The power of the book develops gradually, through an accumulation of small bits of evidence. We learn that Shakespeare is lodged above a tire-making shop. This is an important detail: a tire, in those days, was a bit of fashion headwear, handmade, expensive, and in great demand among the rich. The Mountjoys, French immigrants in London, make them and have top customers. Records survive showing that James' wife, Queen Anne of Denmark, was a customer of the Mountjoys:
There, on her head
So Shakespeare is living in the same house as the people who are making fashion accessories for the queen and plenty of other high-end people in London. And, of course, for acting companies (costumes were their biggest expense). And, of course, for prostitutes. Shakespeare was getting more real life over his morning bread and beer than Bacon was getting in a month.

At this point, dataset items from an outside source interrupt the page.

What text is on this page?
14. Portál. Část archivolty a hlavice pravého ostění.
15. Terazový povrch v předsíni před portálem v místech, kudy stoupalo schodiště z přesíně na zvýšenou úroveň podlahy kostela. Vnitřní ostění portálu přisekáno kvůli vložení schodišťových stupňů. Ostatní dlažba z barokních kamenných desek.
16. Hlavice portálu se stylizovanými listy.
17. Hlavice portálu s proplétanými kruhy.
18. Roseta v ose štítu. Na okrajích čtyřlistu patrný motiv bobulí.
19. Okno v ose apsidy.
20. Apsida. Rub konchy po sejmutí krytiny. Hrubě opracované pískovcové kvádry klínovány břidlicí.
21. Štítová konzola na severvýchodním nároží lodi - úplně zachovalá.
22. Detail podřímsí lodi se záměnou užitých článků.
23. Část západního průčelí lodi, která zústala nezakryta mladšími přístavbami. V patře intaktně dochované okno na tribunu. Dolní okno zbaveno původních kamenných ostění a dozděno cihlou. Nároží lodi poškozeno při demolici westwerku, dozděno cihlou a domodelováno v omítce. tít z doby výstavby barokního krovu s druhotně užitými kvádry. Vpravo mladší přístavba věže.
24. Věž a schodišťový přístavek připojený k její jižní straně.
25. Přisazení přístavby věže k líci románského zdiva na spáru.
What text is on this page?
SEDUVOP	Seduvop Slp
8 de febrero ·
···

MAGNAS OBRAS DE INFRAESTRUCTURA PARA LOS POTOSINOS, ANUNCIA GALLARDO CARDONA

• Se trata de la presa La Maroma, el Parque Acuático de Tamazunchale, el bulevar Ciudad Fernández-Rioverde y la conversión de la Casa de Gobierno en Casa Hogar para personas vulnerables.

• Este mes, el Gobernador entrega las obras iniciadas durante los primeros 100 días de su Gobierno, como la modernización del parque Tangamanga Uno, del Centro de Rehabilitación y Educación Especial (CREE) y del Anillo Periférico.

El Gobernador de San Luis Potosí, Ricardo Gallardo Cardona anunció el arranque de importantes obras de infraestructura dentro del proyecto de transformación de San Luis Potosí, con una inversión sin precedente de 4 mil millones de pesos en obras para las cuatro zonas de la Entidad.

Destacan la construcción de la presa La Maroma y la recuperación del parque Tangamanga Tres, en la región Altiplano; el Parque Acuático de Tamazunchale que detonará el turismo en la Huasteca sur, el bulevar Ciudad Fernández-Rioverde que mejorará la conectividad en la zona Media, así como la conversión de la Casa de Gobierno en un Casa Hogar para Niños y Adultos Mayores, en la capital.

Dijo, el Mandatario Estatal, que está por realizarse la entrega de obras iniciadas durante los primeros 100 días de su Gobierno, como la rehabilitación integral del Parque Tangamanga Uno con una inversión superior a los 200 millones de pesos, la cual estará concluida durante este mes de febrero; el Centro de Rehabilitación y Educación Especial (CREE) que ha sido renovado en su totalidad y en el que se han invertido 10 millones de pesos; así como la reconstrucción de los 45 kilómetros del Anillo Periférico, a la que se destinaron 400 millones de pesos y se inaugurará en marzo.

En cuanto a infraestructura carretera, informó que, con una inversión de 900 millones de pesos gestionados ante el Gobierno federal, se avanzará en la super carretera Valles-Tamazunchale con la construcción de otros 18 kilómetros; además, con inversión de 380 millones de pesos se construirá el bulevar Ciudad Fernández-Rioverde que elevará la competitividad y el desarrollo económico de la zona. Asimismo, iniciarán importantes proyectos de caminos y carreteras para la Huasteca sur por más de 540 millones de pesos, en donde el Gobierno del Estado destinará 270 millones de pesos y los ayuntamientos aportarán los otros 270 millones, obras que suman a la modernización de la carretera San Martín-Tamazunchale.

In these ways a certain dodgy glamour attaches to the Mountjoys' shop, above which Shakespeare sits writing his mirthless comedy about a city obsessed and corrupted with sex - a city he calls 'Vienna' but which is really London.
The Mountjoys themselves are, like everyone else, living on the edge of survival. Threats include: wars, anti-immigrant violence, regular violence, plague, sexually-transmitted diseases, other diseases
, unwanted pregnancies, and God knows what else. Life expectancy in London was about 35 in those days, according to Wikipedia, "for the richer ones." 40% of the population were dead before their mid-teens. Let those who worry nowadays about their waistlines and 401(k) balances lend an ear to Mistress Overdone:
[W]hat with the war, what with the sweat, what with the gallows, and what with poverty, I am custom-shrunk.
That's not hyperbole, that's 1603, explains Nicholl - "the continuing war with Spain, the plague, the bout of executions further to Jesuit-linked plots against King James (the 'Main
' and 'Bye
' plots), and the slackness of trade in the deserted city."
So the landlord's daughter marries the apprentice, and they fall out with the father, and move into a nearby bawdy house, because there's not a lot of options for impoverished French couples in London. And Shakespeare maybe has something to do with this, because the guy running the bawdy house
wants to be a playwright.
In Wilkins, he finds not only intimations of literary talent, not only the chafing ambition of the unpublished writer - he finds a man who knows this seedy brothel world from the inside, a man who lives this world which the other writers only look in on.
Wilkins starts writing plays around the time he meets Shakespeare, including the first two acts of Pericles
(according to modern textual analysis), then does an unauthorized book version, probably pissing off Shakespeare and getting blackballed, after which his creative output stops and he spends the rest of his life beating prostitutes and constables, if court records are to be believed. So how did Shakespeare know so much about prostitution and the underworld?
Before it's over Nicholl has explained large chunks of Measure for Measure
to you, given new depth to the character of Shylock, and offered fresh readings of a dozen or so speeches based on verifiable facts of Shakespeare's life during these years. The book, constructed as it is from minutiae, sometimes bogs down in it, and the reader will be tempted to skip a bit. But Nicholl knows his game, and he is explaining these things to you because you need to know. You'll be skipping back later when you realize what a marvelous web he has woven.
It is hard with just ink and paper to bring forth a man, much less a man as bright and worldly as Shakespeare. But Nicholl shows us something of his methods and character. He gives us a strong sense - for a few key years at least - of what The Stratford Man was like. We will never truly know him, of course, but this is far closer than I ever thought I'd get.